País não acompanha surgimento de novas cepas do coronavírus

Não é de hoje que os cientistas brasileiros chamam atenção para a necessidade de investir na identificação, rastreamento, monitoramento e isolamento das infecções da covid-19 como medida crucial para interromper a circulação da doença. Apesar de ter sequenciado em tempo recorde, em apenas 48 horas, em fevereiro do ano passado, o primeiro genoma do coronavírus que estava circulando no país, o Brasil sofre com uma escassez na vigilância de novos genomas. Pesquisadores apontam que há estrutura e pessoal capacitado, mas falta recurso. A alta do dólar também é apontada como um problema, visto que os reagentes necessários são todos importados.

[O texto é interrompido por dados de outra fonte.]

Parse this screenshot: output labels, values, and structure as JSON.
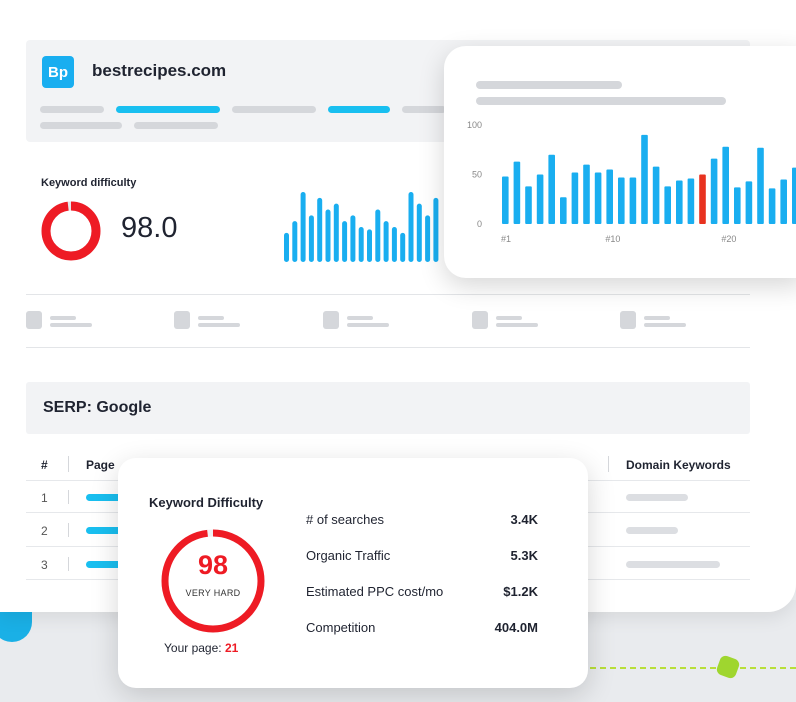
{
  "site": {
    "logo_text": "Bp",
    "name": "bestrecipes.com"
  },
  "keyword_difficulty": {
    "label": "Keyword difficulty",
    "value": "98.0",
    "ring_fill": 0.98
  },
  "mini_chart": {
    "values": [
      25,
      35,
      60,
      40,
      55,
      45,
      50,
      35,
      40,
      30,
      28,
      45,
      35,
      30,
      25,
      60,
      50,
      40,
      55
    ]
  },
  "bar_chart": {
    "y_ticks": [
      "100",
      "50",
      "0"
    ],
    "x_ticks": [
      "#1",
      "#10",
      "#20"
    ],
    "highlight_index": 17,
    "values": [
      48,
      63,
      38,
      50,
      70,
      27,
      52,
      60,
      52,
      55,
      47,
      47,
      90,
      58,
      38,
      44,
      46,
      50,
      66,
      78,
      37,
      43,
      77,
      36,
      45,
      57,
      60
    ]
  },
  "serp": {
    "title": "SERP: Google",
    "columns": {
      "num": "#",
      "page": "Page",
      "domain_keywords": "Domain Keywords"
    },
    "rows": [
      "1",
      "2",
      "3"
    ]
  },
  "kd_card": {
    "title": "Keyword Difficulty",
    "score": "98",
    "rating": "VERY HARD",
    "ring_fill": 0.98,
    "your_page_label": "Your page:",
    "your_page_value": "21",
    "stats": [
      {
        "label": "# of searches",
        "value": "3.4K"
      },
      {
        "label": "Organic Traffic",
        "value": "5.3K"
      },
      {
        "label": "Estimated PPC cost/mo",
        "value": "$1.2K"
      },
      {
        "label": "Competition",
        "value": "404.0M"
      }
    ]
  },
  "colors": {
    "accent": "#19aef0",
    "danger": "#ee1b24",
    "highlight_bar": "#e8321f"
  }
}
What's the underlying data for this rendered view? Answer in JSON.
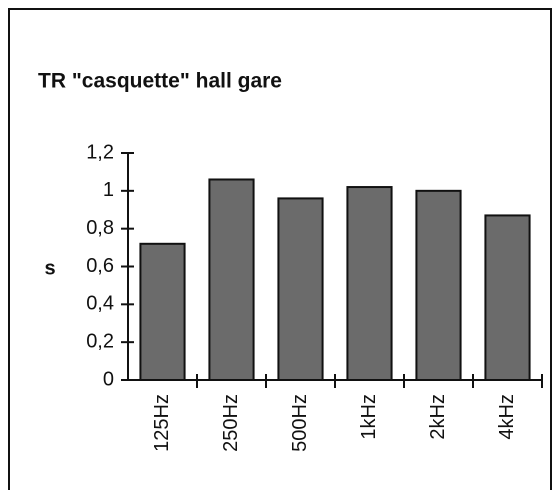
{
  "chart_data": {
    "type": "bar",
    "title": "TR \"casquette\" hall gare",
    "y_label": "s",
    "categories": [
      "125Hz",
      "250Hz",
      "500Hz",
      "1kHz",
      "2kHz",
      "4kHz"
    ],
    "values": [
      0.72,
      1.06,
      0.96,
      1.02,
      1.0,
      0.87
    ],
    "color": "#6b6b6b",
    "ylim": [
      0,
      1.2
    ],
    "yticks": [
      0,
      {
        "value": 0.2,
        "label": "0,2"
      },
      {
        "value": 0.4,
        "label": "0,4"
      },
      {
        "value": 0.6,
        "label": "0,6"
      },
      {
        "value": 0.8,
        "label": "0,8"
      },
      1,
      {
        "value": 1.2,
        "label": "1,2"
      }
    ],
    "grid": false
  }
}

Em meio a isso, o novo coronavírus ganhou espaço para, inclusive, evoluir, silencioso, para uma versão possivelmente mais contagiosa. A variante P.1, originada no Amazonas, foi primeiramente identificada do outro lado do mundo e encontrada em mais quatro países, antes de ser confirmada em São Paulo. Pesquisadores apontam que houve, de fato, uma redução do sequenciamento das mutações do vírus no segundo semestre do ano passado. Enquanto isso, o governo federal conta com ajuda da tecnologia de fora para ter mais informações sobre a variante, como informado pelo ministro da Saúde, Eduardo Pazuello.
Na última terça-feira, o general disse que o Brasil enviou amostra para ser estudada em Oxford. “Mandamos todo o material coletado para a Inglaterra para que a gente tenha uma posição exata sobre o grau de contaminação e agressividade dessa nova cepa”, afirmou, ponderando que os estudos também estavam sendo conduzidos no Brasil.